Peter Marino’s “Frick by the Sea”

Architect Peter Marino has found the perfect home for his collection in a Queen Anne revival house
Architect Peter Marino has found the perfect home for his collection in a Queen Anne revival house

I t is a year since internationally acclaimed architect and collector Peter Marino opened his eponymous art foundation to the public. The foundation inhabits a historic building: the 19th-century Queen Anne Revival Rogers Memorial Library in Southampton, New York, designed by RH Robertson and built in 1895. When the library moved elsewhere, the Parrish Art Museum used the idiosyncratic building as an annexe for a while, before it slid down the social scale to host a linen store. In 2018 Marino rescued it and subsequently transformed it. He has constructed a flamboyant Gesamtkunstwerk, restoring the exterior and redesigning the interior, furnishing new spaces with curtains, Venetian stucco, luxurious parquet flooring and filling it with his own art works.

A series of works by Jean Pagliuso, 2005–09. Photo: Jason Schmidt

Acquired over 40 years, this highly personal private collection ranges from Egyptian, Greek and Roman antiquities to Baroque bronzes, paintings by Jean-Michel Basquiat and sculpture by Les Lalanne, by way of Delacroix, 19th-century faience and the photography of Robert Mapplethorpe. Changing every season, with this year’s focused exhibitions of work by Vik Muniz (until 9 July), Anselm Kiefer (until October), Melvin Edwards (until October), Sanford Biggers (16 July–13 August) and Jean-Michael Othoniel & Johan Creten (20 August to October), locals and international visitors alike are invited to enjoy the different displays, talks and book signings. As Marino has remarked, mischievously, “I see it as a house museum. A Frick by the sea, if I may say so.”
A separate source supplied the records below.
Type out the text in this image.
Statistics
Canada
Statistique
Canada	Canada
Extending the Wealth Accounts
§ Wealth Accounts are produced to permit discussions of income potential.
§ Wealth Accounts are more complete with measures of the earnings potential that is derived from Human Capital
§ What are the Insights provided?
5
What did the building offer him? “It’s all about adaptive reuse, as part of the growing green movement,” Marino answers. “It is important that buildings that were well-designed and well-built are kept in use,” he says. “This former Lady had fallen on bad times. Everybody in the town cast their eyes down as they passed her. Who else would buy this Queen Anne revival house from the 1890s?”

19th-century faience by Théodore Deck stands on pedestals and a table by Carlo Bugatti from circa 1900. Photo: Jason Schmidt

The project was by no means plain sailing. No sooner had Marino taken out all the windows and demolished the roof, than Covid hit. “Nightmare! The contractors could not work.” Now it is finished, what pleases him most is the foundation’s defiance of contemporary art foundation norms. “I think that architects are going down the wrong path – creating modernist boxes that look like commercial galleries, places where you sell art, rather than live,” he says. “I find them soulless and without regard for the art. I am not one of those who thinks the best way to display a painting is on a white wall.”

Most pleasing for Marino has been the reaction of industry professionals, curators from major galleries and museums, to his collections: “It has of course been a massive validation.”

The director of the Metropolitan Museum of Art, Max Hollein, was reportedly overheard in conversation with a woman, who excitedly declared: “Well, this is certainly the high point of culture on East Long Island!” To which he replied, “Madame, this is a high point in culture worldwide.”